Parkinson's disease (PD) is currently the most common neurodegenerative movement disorder, severely debilitating approximately 1-2% of the US population. The disease is caused by a selective loss of dopamine-producing neurons located in a specific region of the brain. This loss leads to significant motor function impairment and age-dependent tremors. Unfortunately there is currently no cure for PD, however a synthetic dopamine treatment (L-DOPA), temporarily alleviates symptoms.
The mechanisms of PD progression are currently unknown. However, genetic studies have identified that mutations (changes) in seven genes, including ?-synuclein, LRRK2, uchL1, parkin, PINK1, DJ-1 and ATP13A2 cause familial PD. Although the familial form of PD only affects a small portion of PD cases, uncovering the function of these genes may provide insight into the mechanisms that lead to the majority of PD cases.
One of the best strategies to study PD mechanisms is to generate experimental models that mimic the initiation and progression of PD. A number of cellular and animal models have been developed for PD research. However, a model, which closely resembles the human degeneration process of PD, is currently not available because human neurons are unable to continuously propagate (grow) in culture. Human stem cells provide an opportunity to fulfill this task because these cells can grow and be programmed to generate dopamine nerve cells (the neurons under assault in PD patients).
In this study, we propose to create stem cell lines that possess PD-associated mutations in two causative genes, PINK1 and parkin, using either rejected early stage embryos or cultured patient fibroblasts. These cell lines will in effect, represent a model of human PD degeneration of dopaminergic neurons. Our working hypothesis is that PD-associated abnormal parkin or PINK1 genes cause degeneration of stem cell-derived dopaminergic neurons, and dopaminergic neurons in vivo via the same mechanism. We will fulfill three tasks in this study; 1/ To generate the PD-stem cell (PD-SCs) line which harbor abnormal or mutant parkin or PINK1 genes; 2/ To determine the whether the PD-SCs cell lines can form into midbrain dopaminergic nerve cells; 3/ To determine whether mutations in parkin and PINK1 effect the survival of dopaminergic neurons which are derived from the PD-SCs cells. Successful completion of this study will yield novel cellular models for studying the mechanisms involved in PD initiation and progression, and further screening remedies for PD treatment.

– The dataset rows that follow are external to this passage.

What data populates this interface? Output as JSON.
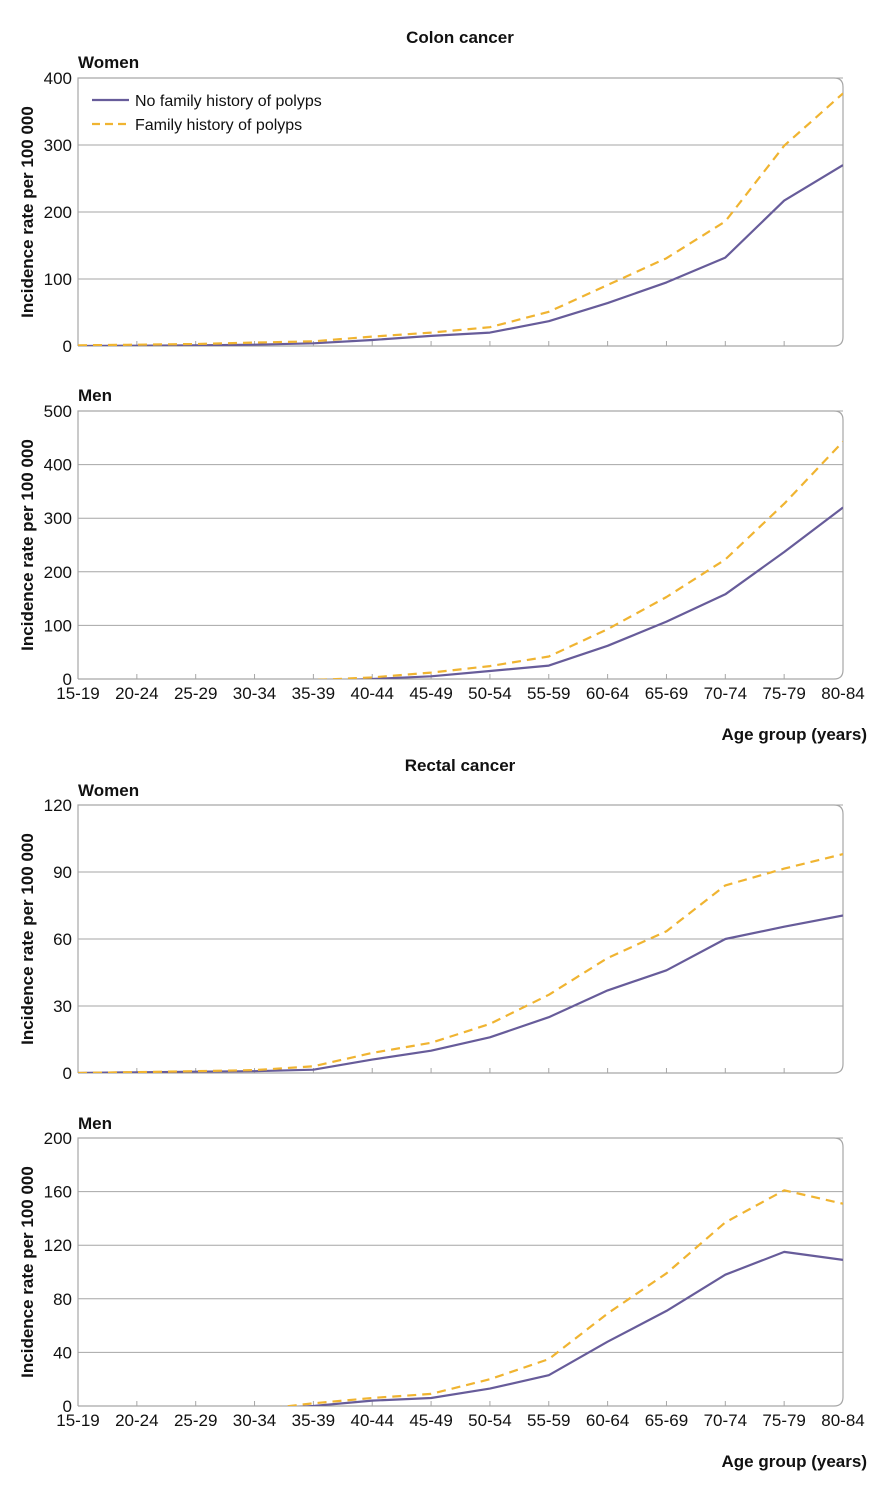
{
  "colors": {
    "no_family_history": "#675c9a",
    "family_history": "#f0b431",
    "gridline": "#a6a6a6",
    "frame": "#a6a6a6"
  },
  "sections": [
    {
      "title": "Colon cancer"
    },
    {
      "title": "Rectal cancer"
    }
  ],
  "chart_data": [
    {
      "type": "line",
      "section": "Colon cancer",
      "panel": "Women",
      "ylabel": "Incidence rate per 100 000",
      "xlabel": "",
      "ylim": [
        0,
        400
      ],
      "yticks": [
        "0",
        "100",
        "200",
        "300",
        "400"
      ],
      "grid": true,
      "legend": "top-left",
      "categories": [
        "15-19",
        "20-24",
        "25-29",
        "30-34",
        "35-39",
        "40-44",
        "45-49",
        "50-54",
        "55-59",
        "60-64",
        "65-69",
        "70-74",
        "75-79",
        "80-84"
      ],
      "show_xticks": false,
      "series": [
        {
          "name": "No family history of polyps",
          "style": "solid",
          "values": [
            0,
            0.5,
            1,
            2,
            4,
            9,
            15,
            20,
            37,
            64,
            95,
            132,
            217,
            270
          ]
        },
        {
          "name": "Family history of polyps",
          "style": "dashed",
          "values": [
            1,
            2,
            3,
            5,
            7,
            14,
            20,
            28,
            51,
            91,
            131,
            186,
            299,
            377
          ]
        }
      ]
    },
    {
      "type": "line",
      "section": "Colon cancer",
      "panel": "Men",
      "ylabel": "Incidence rate per 100 000",
      "xlabel": "Age group (years)",
      "ylim": [
        0,
        500
      ],
      "yticks": [
        "0",
        "100",
        "200",
        "300",
        "400",
        "500"
      ],
      "grid": true,
      "legend": "none",
      "categories": [
        "15-19",
        "20-24",
        "25-29",
        "30-34",
        "35-39",
        "40-44",
        "45-49",
        "50-54",
        "55-59",
        "60-64",
        "65-69",
        "70-74",
        "75-79",
        "80-84"
      ],
      "show_xticks": true,
      "series": [
        {
          "name": "No family history of polyps",
          "style": "solid",
          "values": [
            -10,
            -9,
            -8,
            -5,
            -5,
            0,
            5,
            15,
            25,
            62,
            107,
            158,
            237,
            320
          ]
        },
        {
          "name": "Family history of polyps",
          "style": "dashed",
          "values": [
            -9,
            -8,
            -5,
            -3,
            -2,
            3,
            12,
            24,
            42,
            93,
            153,
            223,
            327,
            443
          ]
        }
      ]
    },
    {
      "type": "line",
      "section": "Rectal cancer",
      "panel": "Women",
      "ylabel": "Incidence rate per 100 000",
      "xlabel": "",
      "ylim": [
        0,
        120
      ],
      "yticks": [
        "0",
        "30",
        "60",
        "90",
        "120"
      ],
      "grid": true,
      "legend": "none",
      "categories": [
        "15-19",
        "20-24",
        "25-29",
        "30-34",
        "35-39",
        "40-44",
        "45-49",
        "50-54",
        "55-59",
        "60-64",
        "65-69",
        "70-74",
        "75-79",
        "80-84"
      ],
      "show_xticks": false,
      "series": [
        {
          "name": "No family history of polyps",
          "style": "solid",
          "values": [
            0,
            0.3,
            0.6,
            0.8,
            1.5,
            6,
            10,
            16,
            25,
            37,
            46,
            60,
            65.5,
            70.5
          ]
        },
        {
          "name": "Family history of polyps",
          "style": "dashed",
          "values": [
            0,
            0.4,
            0.8,
            1.3,
            3,
            9,
            13.5,
            22,
            35,
            51.5,
            63.5,
            84,
            91.5,
            98
          ]
        }
      ]
    },
    {
      "type": "line",
      "section": "Rectal cancer",
      "panel": "Men",
      "ylabel": "Incidence rate per 100 000",
      "xlabel": "Age group (years)",
      "ylim": [
        0,
        200
      ],
      "yticks": [
        "0",
        "40",
        "80",
        "120",
        "160",
        "200"
      ],
      "grid": true,
      "legend": "none",
      "categories": [
        "15-19",
        "20-24",
        "25-29",
        "30-34",
        "35-39",
        "40-44",
        "45-49",
        "50-54",
        "55-59",
        "60-64",
        "65-69",
        "70-74",
        "75-79",
        "80-84"
      ],
      "show_xticks": true,
      "series": [
        {
          "name": "No family history of polyps",
          "style": "solid",
          "values": [
            -4,
            -3,
            -2,
            -3,
            0,
            4,
            6,
            13,
            23,
            48,
            71,
            98,
            115,
            109
          ]
        },
        {
          "name": "Family history of polyps",
          "style": "dashed",
          "values": [
            -4,
            -3,
            -2,
            -3,
            2,
            6,
            9,
            20,
            35,
            69,
            99,
            137,
            161,
            151
          ]
        }
      ]
    }
  ]
}
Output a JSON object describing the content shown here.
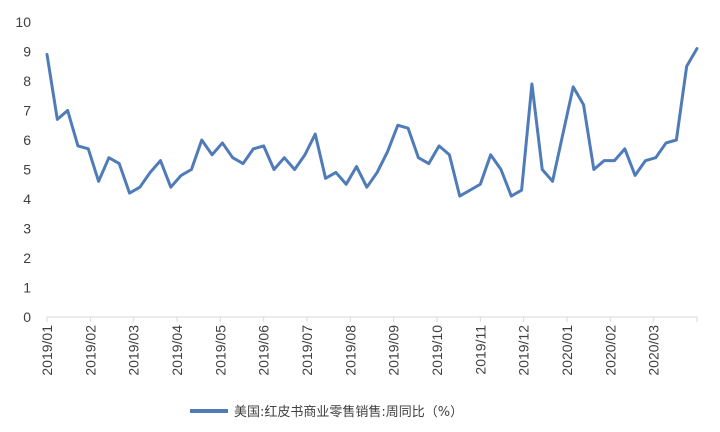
{
  "chart_data": {
    "type": "line",
    "title": "",
    "xlabel": "",
    "ylabel": "",
    "ylim": [
      0,
      10
    ],
    "y_ticks": [
      "0",
      "1",
      "2",
      "3",
      "4",
      "5",
      "6",
      "7",
      "8",
      "9",
      "10"
    ],
    "x_ticks": [
      "2019/01",
      "2019/02",
      "2019/03",
      "2019/04",
      "2019/05",
      "2019/06",
      "2019/07",
      "2019/08",
      "2019/09",
      "2019/10",
      "2019/11",
      "2019/12",
      "2020/01",
      "2020/02",
      "2020/03"
    ],
    "grid": false,
    "legend_position": "bottom",
    "line_color": "#4f7cb8",
    "series": [
      {
        "name": "美国:红皮书商业零售销售:周同比（%）",
        "values": [
          8.9,
          6.7,
          7.0,
          5.8,
          5.7,
          4.6,
          5.4,
          5.2,
          4.2,
          4.4,
          4.9,
          5.3,
          4.4,
          4.8,
          5.0,
          6.0,
          5.5,
          5.9,
          5.4,
          5.2,
          5.7,
          5.8,
          5.0,
          5.4,
          5.0,
          5.5,
          6.2,
          4.7,
          4.9,
          4.5,
          5.1,
          4.4,
          4.9,
          5.6,
          6.5,
          6.4,
          5.4,
          5.2,
          5.8,
          5.5,
          4.1,
          4.3,
          4.5,
          5.5,
          5.0,
          4.1,
          4.3,
          7.9,
          5.0,
          4.6,
          6.2,
          7.8,
          7.2,
          5.0,
          5.3,
          5.3,
          5.7,
          4.8,
          5.3,
          5.4,
          5.9,
          6.0,
          8.5,
          9.1
        ]
      }
    ]
  }
}
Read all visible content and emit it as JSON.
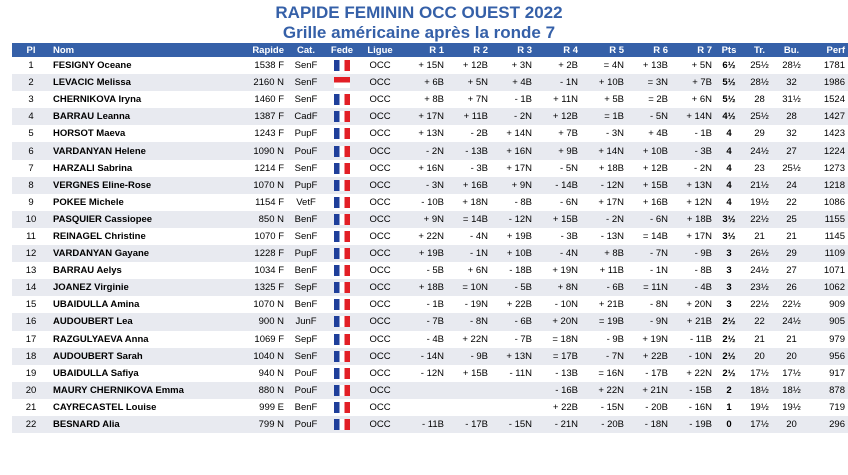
{
  "title": "RAPIDE FEMININ OCC OUEST 2022",
  "subtitle": "Grille américaine après la ronde 7",
  "headers": [
    "Pl",
    "Nom",
    "Rapide",
    "Cat.",
    "Fede",
    "Ligue",
    "R 1",
    "R 2",
    "R 3",
    "R 4",
    "R 5",
    "R 6",
    "R 7",
    "Pts",
    "Tr.",
    "Bu.",
    "Perf"
  ],
  "rows": [
    {
      "pl": "1",
      "nom": "FESIGNY Oceane",
      "rapide": "1538 F",
      "cat": "SenF",
      "fede": "fr-flag-icon",
      "ligue": "OCC",
      "r1": "+ 15N",
      "r2": "+ 12B",
      "r3": "+ 3N",
      "r4": "+ 2B",
      "r5": "= 4N",
      "r6": "+ 13B",
      "r7": "+ 5N",
      "pts": "6½",
      "tr": "25½",
      "bu": "28½",
      "perf": "1781"
    },
    {
      "pl": "2",
      "nom": "LEVACIC Melissa",
      "rapide": "2160 N",
      "cat": "SenF",
      "fede": "mc-flag-icon",
      "ligue": "OCC",
      "r1": "+ 6B",
      "r2": "+ 5N",
      "r3": "+ 4B",
      "r4": "- 1N",
      "r5": "+ 10B",
      "r6": "= 3N",
      "r7": "+ 7B",
      "pts": "5½",
      "tr": "28½",
      "bu": "32",
      "perf": "1986"
    },
    {
      "pl": "3",
      "nom": "CHERNIKOVA Iryna",
      "rapide": "1460 F",
      "cat": "SenF",
      "fede": "fr-flag-icon",
      "ligue": "OCC",
      "r1": "+ 8B",
      "r2": "+ 7N",
      "r3": "- 1B",
      "r4": "+ 11N",
      "r5": "+ 5B",
      "r6": "= 2B",
      "r7": "+ 6N",
      "pts": "5½",
      "tr": "28",
      "bu": "31½",
      "perf": "1524"
    },
    {
      "pl": "4",
      "nom": "BARRAU Leanna",
      "rapide": "1387 F",
      "cat": "CadF",
      "fede": "fr-flag-icon",
      "ligue": "OCC",
      "r1": "+ 17N",
      "r2": "+ 11B",
      "r3": "- 2N",
      "r4": "+ 12B",
      "r5": "= 1B",
      "r6": "- 5N",
      "r7": "+ 14N",
      "pts": "4½",
      "tr": "25½",
      "bu": "28",
      "perf": "1427"
    },
    {
      "pl": "5",
      "nom": "HORSOT Maeva",
      "rapide": "1243 F",
      "cat": "PupF",
      "fede": "fr-flag-icon",
      "ligue": "OCC",
      "r1": "+ 13N",
      "r2": "- 2B",
      "r3": "+ 14N",
      "r4": "+ 7B",
      "r5": "- 3N",
      "r6": "+ 4B",
      "r7": "- 1B",
      "pts": "4",
      "tr": "29",
      "bu": "32",
      "perf": "1423"
    },
    {
      "pl": "6",
      "nom": "VARDANYAN Helene",
      "rapide": "1090 N",
      "cat": "PouF",
      "fede": "fr-flag-icon",
      "ligue": "OCC",
      "r1": "- 2N",
      "r2": "- 13B",
      "r3": "+ 16N",
      "r4": "+ 9B",
      "r5": "+ 14N",
      "r6": "+ 10B",
      "r7": "- 3B",
      "pts": "4",
      "tr": "24½",
      "bu": "27",
      "perf": "1224"
    },
    {
      "pl": "7",
      "nom": "HARZALI Sabrina",
      "rapide": "1214 F",
      "cat": "SenF",
      "fede": "fr-flag-icon",
      "ligue": "OCC",
      "r1": "+ 16N",
      "r2": "- 3B",
      "r3": "+ 17N",
      "r4": "- 5N",
      "r5": "+ 18B",
      "r6": "+ 12B",
      "r7": "- 2N",
      "pts": "4",
      "tr": "23",
      "bu": "25½",
      "perf": "1273"
    },
    {
      "pl": "8",
      "nom": "VERGNES Eline-Rose",
      "rapide": "1070 N",
      "cat": "PupF",
      "fede": "fr-flag-icon",
      "ligue": "OCC",
      "r1": "- 3N",
      "r2": "+ 16B",
      "r3": "+ 9N",
      "r4": "- 14B",
      "r5": "- 12N",
      "r6": "+ 15B",
      "r7": "+ 13N",
      "pts": "4",
      "tr": "21½",
      "bu": "24",
      "perf": "1218"
    },
    {
      "pl": "9",
      "nom": "POKEE Michele",
      "rapide": "1154 F",
      "cat": "VetF",
      "fede": "fr-flag-icon",
      "ligue": "OCC",
      "r1": "- 10B",
      "r2": "+ 18N",
      "r3": "- 8B",
      "r4": "- 6N",
      "r5": "+ 17N",
      "r6": "+ 16B",
      "r7": "+ 12N",
      "pts": "4",
      "tr": "19½",
      "bu": "22",
      "perf": "1086"
    },
    {
      "pl": "10",
      "nom": "PASQUIER Cassiopee",
      "rapide": "850 N",
      "cat": "BenF",
      "fede": "fr-flag-icon",
      "ligue": "OCC",
      "r1": "+ 9N",
      "r2": "= 14B",
      "r3": "- 12N",
      "r4": "+ 15B",
      "r5": "- 2N",
      "r6": "- 6N",
      "r7": "+ 18B",
      "pts": "3½",
      "tr": "22½",
      "bu": "25",
      "perf": "1155"
    },
    {
      "pl": "11",
      "nom": "REINAGEL Christine",
      "rapide": "1070 F",
      "cat": "SenF",
      "fede": "fr-flag-icon",
      "ligue": "OCC",
      "r1": "+ 22N",
      "r2": "- 4N",
      "r3": "+ 19B",
      "r4": "- 3B",
      "r5": "- 13N",
      "r6": "= 14B",
      "r7": "+ 17N",
      "pts": "3½",
      "tr": "21",
      "bu": "21",
      "perf": "1145"
    },
    {
      "pl": "12",
      "nom": "VARDANYAN Gayane",
      "rapide": "1228 F",
      "cat": "PupF",
      "fede": "fr-flag-icon",
      "ligue": "OCC",
      "r1": "+ 19B",
      "r2": "- 1N",
      "r3": "+ 10B",
      "r4": "- 4N",
      "r5": "+ 8B",
      "r6": "- 7N",
      "r7": "- 9B",
      "pts": "3",
      "tr": "26½",
      "bu": "29",
      "perf": "1109"
    },
    {
      "pl": "13",
      "nom": "BARRAU Aelys",
      "rapide": "1034 F",
      "cat": "BenF",
      "fede": "fr-flag-icon",
      "ligue": "OCC",
      "r1": "- 5B",
      "r2": "+ 6N",
      "r3": "- 18B",
      "r4": "+ 19N",
      "r5": "+ 11B",
      "r6": "- 1N",
      "r7": "- 8B",
      "pts": "3",
      "tr": "24½",
      "bu": "27",
      "perf": "1071"
    },
    {
      "pl": "14",
      "nom": "JOANEZ Virginie",
      "rapide": "1325 F",
      "cat": "SepF",
      "fede": "fr-flag-icon",
      "ligue": "OCC",
      "r1": "+ 18B",
      "r2": "= 10N",
      "r3": "- 5B",
      "r4": "+ 8N",
      "r5": "- 6B",
      "r6": "= 11N",
      "r7": "- 4B",
      "pts": "3",
      "tr": "23½",
      "bu": "26",
      "perf": "1062"
    },
    {
      "pl": "15",
      "nom": "UBAIDULLA Amina",
      "rapide": "1070 N",
      "cat": "BenF",
      "fede": "fr-flag-icon",
      "ligue": "OCC",
      "r1": "- 1B",
      "r2": "- 19N",
      "r3": "+ 22B",
      "r4": "- 10N",
      "r5": "+ 21B",
      "r6": "- 8N",
      "r7": "+ 20N",
      "pts": "3",
      "tr": "22½",
      "bu": "22½",
      "perf": "909"
    },
    {
      "pl": "16",
      "nom": "AUDOUBERT Lea",
      "rapide": "900 N",
      "cat": "JunF",
      "fede": "fr-flag-icon",
      "ligue": "OCC",
      "r1": "- 7B",
      "r2": "- 8N",
      "r3": "- 6B",
      "r4": "+ 20N",
      "r5": "= 19B",
      "r6": "- 9N",
      "r7": "+ 21B",
      "pts": "2½",
      "tr": "22",
      "bu": "24½",
      "perf": "905"
    },
    {
      "pl": "17",
      "nom": "RAZGULYAEVA Anna",
      "rapide": "1069 F",
      "cat": "SepF",
      "fede": "fr-flag-icon",
      "ligue": "OCC",
      "r1": "- 4B",
      "r2": "+ 22N",
      "r3": "- 7B",
      "r4": "= 18N",
      "r5": "- 9B",
      "r6": "+ 19N",
      "r7": "- 11B",
      "pts": "2½",
      "tr": "21",
      "bu": "21",
      "perf": "979"
    },
    {
      "pl": "18",
      "nom": "AUDOUBERT Sarah",
      "rapide": "1040 N",
      "cat": "SenF",
      "fede": "fr-flag-icon",
      "ligue": "OCC",
      "r1": "- 14N",
      "r2": "- 9B",
      "r3": "+ 13N",
      "r4": "= 17B",
      "r5": "- 7N",
      "r6": "+ 22B",
      "r7": "- 10N",
      "pts": "2½",
      "tr": "20",
      "bu": "20",
      "perf": "956"
    },
    {
      "pl": "19",
      "nom": "UBAIDULLA Safiya",
      "rapide": "940 N",
      "cat": "PouF",
      "fede": "fr-flag-icon",
      "ligue": "OCC",
      "r1": "- 12N",
      "r2": "+ 15B",
      "r3": "- 11N",
      "r4": "- 13B",
      "r5": "= 16N",
      "r6": "- 17B",
      "r7": "+ 22N",
      "pts": "2½",
      "tr": "17½",
      "bu": "17½",
      "perf": "917"
    },
    {
      "pl": "20",
      "nom": "MAURY CHERNIKOVA Emma",
      "rapide": "880 N",
      "cat": "PouF",
      "fede": "fr-flag-icon",
      "ligue": "OCC",
      "r1": "",
      "r2": "",
      "r3": "",
      "r4": "- 16B",
      "r5": "+ 22N",
      "r6": "+ 21N",
      "r7": "- 15B",
      "pts": "2",
      "tr": "18½",
      "bu": "18½",
      "perf": "878"
    },
    {
      "pl": "21",
      "nom": "CAYRECASTEL Louise",
      "rapide": "999 E",
      "cat": "BenF",
      "fede": "fr-flag-icon",
      "ligue": "OCC",
      "r1": "",
      "r2": "",
      "r3": "",
      "r4": "+ 22B",
      "r5": "- 15N",
      "r6": "- 20B",
      "r7": "- 16N",
      "pts": "1",
      "tr": "19½",
      "bu": "19½",
      "perf": "719"
    },
    {
      "pl": "22",
      "nom": "BESNARD Alia",
      "rapide": "799 N",
      "cat": "PouF",
      "fede": "fr-flag-icon",
      "ligue": "OCC",
      "r1": "- 11B",
      "r2": "- 17B",
      "r3": "- 15N",
      "r4": "- 21N",
      "r5": "- 20B",
      "r6": "- 18N",
      "r7": "- 19B",
      "pts": "0",
      "tr": "17½",
      "bu": "20",
      "perf": "296"
    }
  ]
}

Statement of Benefit to California:
Parkinson's disease (PD) is the second leading neurodegenerative disease with no current cure available. Compared to other states, California is the highest in the incidence of this particular disease. First, California growers use approximately 250 million pounds of pesticides annually, about a quarter of all pesticides used in the US (Cal Pesticide use reporting system). A commonly used herbicide, paraquat, has been shown to induce parkinsonism in both animals and human. Other pesticides are also proposed as potential causative agents for PD. Studies have shown increased PD-caused mortality in agricultural pesticide-use counties in comparison to those non-use counties in California. Second, California has the largest Hispanic population. Studies suggest that incidence of PD is the highest among Hispanics (Van Den Eeden et al, American Journal of Epidemiology, Vol 157, pages 1015-1022, 2003). Thus, finding effective treatments of PD will significantly benefit citizens in California.